Wilco: El precio de la perfección

Ya saben que la gira de Wilco se está perfilando como el gran acontecimiento del noviembre roquero, con llenos y unanimidad de los críticos; ni siquiera ha habido el acostumbrado clamor por los precios de las entradas (en línea, me temo, con las del mercado internacional). Urge hilar unas reflexiones urgentes a partir del primer concierto, en Madrid. Casi fue un viaje en el tiempo: el recinto circular del Teatro Circo Price parece sugerir los míticos ballrooms del rock de San Francisco, que hervían hace cuarenta y tantos años. Con notables diferencias: en 2011, el único humo viene de los efectos de escenografía. Tampoco ahora se baila (y cuando algunos lo intentan, mejor mirar para otro lado). Ah, el principal light show procede de los centenares de pantallas telefónicas en acción.
Wilco no es deudor de ninguna era dorada específica
Se han convertido en una máquina perfectamente lubricada, diseñada para complacer y apabullar
El telonero, Jonathan Wilson, sí hubiera encajado perfectamente en un cartel del Fillmore West. Las suyas son canciones lánguidas y gomosas, con ocasionales toques south of the border y hasta una versión de Quicksilver Messenger Service, supremos arquitectos del rock guitarrero de San Francisco. Busquen su disco, Gentle spirit, para disfrutar mejor de sus mesmerizantes aromas, entre Pink Floyd y David Crosby.
La potente delantera de guitarras (tres, en bastantes momentos) de Wilco hace pensar igualmente en californianos delirios hippies de finales de los sesenta. Un breve espejismo retro: en sexteto, Wilco no es deudor de ninguna era dorada específica.
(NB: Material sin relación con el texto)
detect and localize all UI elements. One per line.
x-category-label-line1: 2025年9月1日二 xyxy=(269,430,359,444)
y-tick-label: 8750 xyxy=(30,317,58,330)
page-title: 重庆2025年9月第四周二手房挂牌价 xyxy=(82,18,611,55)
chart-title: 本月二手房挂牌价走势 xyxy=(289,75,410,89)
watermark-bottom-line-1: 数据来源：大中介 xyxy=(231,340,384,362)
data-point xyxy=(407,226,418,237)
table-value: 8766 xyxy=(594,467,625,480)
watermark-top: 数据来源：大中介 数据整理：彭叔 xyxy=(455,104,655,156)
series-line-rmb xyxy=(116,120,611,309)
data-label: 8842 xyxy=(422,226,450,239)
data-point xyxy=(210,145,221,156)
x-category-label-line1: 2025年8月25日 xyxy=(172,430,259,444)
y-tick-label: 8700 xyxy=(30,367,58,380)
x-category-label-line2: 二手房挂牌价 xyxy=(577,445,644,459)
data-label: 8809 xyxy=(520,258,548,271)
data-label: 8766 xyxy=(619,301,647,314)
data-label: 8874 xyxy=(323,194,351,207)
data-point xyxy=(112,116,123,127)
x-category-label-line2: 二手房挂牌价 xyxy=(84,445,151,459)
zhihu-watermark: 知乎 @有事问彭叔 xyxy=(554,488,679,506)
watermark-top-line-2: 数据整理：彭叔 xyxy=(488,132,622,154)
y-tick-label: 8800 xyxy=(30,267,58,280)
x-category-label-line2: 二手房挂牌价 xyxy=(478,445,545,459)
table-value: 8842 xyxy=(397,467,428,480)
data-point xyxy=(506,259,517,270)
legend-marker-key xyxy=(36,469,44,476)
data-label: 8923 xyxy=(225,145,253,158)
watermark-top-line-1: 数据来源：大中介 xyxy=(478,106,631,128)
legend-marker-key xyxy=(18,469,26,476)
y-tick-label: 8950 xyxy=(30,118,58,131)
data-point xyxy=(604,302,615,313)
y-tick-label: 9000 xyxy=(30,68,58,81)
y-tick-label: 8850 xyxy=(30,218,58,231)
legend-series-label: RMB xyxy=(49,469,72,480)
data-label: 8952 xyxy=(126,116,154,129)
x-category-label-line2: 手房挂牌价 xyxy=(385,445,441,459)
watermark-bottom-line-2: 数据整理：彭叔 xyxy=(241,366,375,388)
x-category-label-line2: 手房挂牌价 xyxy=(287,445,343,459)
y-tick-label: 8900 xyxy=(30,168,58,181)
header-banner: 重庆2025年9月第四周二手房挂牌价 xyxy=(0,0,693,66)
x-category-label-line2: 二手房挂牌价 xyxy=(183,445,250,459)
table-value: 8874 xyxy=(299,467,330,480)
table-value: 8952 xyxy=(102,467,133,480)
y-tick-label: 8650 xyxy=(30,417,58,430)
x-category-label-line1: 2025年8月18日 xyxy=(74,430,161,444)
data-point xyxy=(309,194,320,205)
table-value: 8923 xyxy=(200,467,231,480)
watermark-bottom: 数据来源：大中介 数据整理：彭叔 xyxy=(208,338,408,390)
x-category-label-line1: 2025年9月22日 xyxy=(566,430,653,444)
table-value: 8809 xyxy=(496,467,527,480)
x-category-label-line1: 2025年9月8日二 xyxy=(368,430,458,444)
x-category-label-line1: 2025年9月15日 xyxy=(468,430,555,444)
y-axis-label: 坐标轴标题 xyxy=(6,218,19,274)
Las canciones pueden obedecer a patrones convencionales -Jeff Tweedy las defendía valientemente en acústico y en solitario hace unos años- pero son simples pistas de despegue para desarrollar arreglos intrincados, monumentos de diez minutos donde se aprecia la asimilación de elementos del pop, el ruidismo, la new wave, las máquinas, el kraut rock, la psicodelia clásica. Hay que hacer todo un ejercicio mental para calibrar la enormidad del salto: Wilco comenzó en el llamado alt.country, con guiños al santoral como la recuperación de letras inéditas de Woody Guthrie.
Una de las apuestas de Tweedy fue incorporar en 2004 a Nels Cline, un hiperactivo (Fig, BB&C, The Nels Cline Singers, etc) guitarrista de la escena del jazz vanguardista de Los Ángeles. Cline exhibe prácticamente toda su paleta sonora con Wilco: puntadas líquidas, slide, texturas mágicas, feedback, alardes de guitar hero. Tal vez sea esa última faceta la más inquietante: Nels parece celebrar el haberse convertido en un estereotipo a sueldo (esperemos que sea un buen sueldo) y uno alberga la sospecha de que está agradecido pero, vaya, termina tomándoselo a broma. El mismo habla de funcionar en el rock como un "actor del método".
Wilco son habituales de los escenarios españoles y eso ya permite extraer conclusiones. El martes cayeron dos docenas de canciones que evidenciaron (1) que la musa compositora de Tweedy tiende a ser esquiva y (2) que el tema más trivial se puede transformar en impresionante con las técnicas de la repetición, la yuxtaposición de elementos discordantes o la dosificación del impacto dinámico.
Aquí reside la clave: Wilco se ha convertido en una máquina perfectamente lubricada, diseñada para complacer y apabullar. Todo está milimétricamente calculado: esos clímax instrumentales que se refuerzan con fogonazos cegadores, esos pregrabados avasalladores, esa imagen de Tweedy como gnomo atormentado que finalmente accede a hablarnos para soltar piropos al público español.
Estamos ante el gran dilema del rock triunfal: el arriesgarse a la creación de música orgánica o el conformarse con ofrecer un espectáculo seguro. Ya se sabe lo que ha elegido Wilco. Cuando hay una conjunción como la de Madrid -buen sonido, público atento, banda con ganas- imposible plantear pegas. Otro día, terminaremos ansiando un soplo del espíritu aventurero de unos Grateful Dead.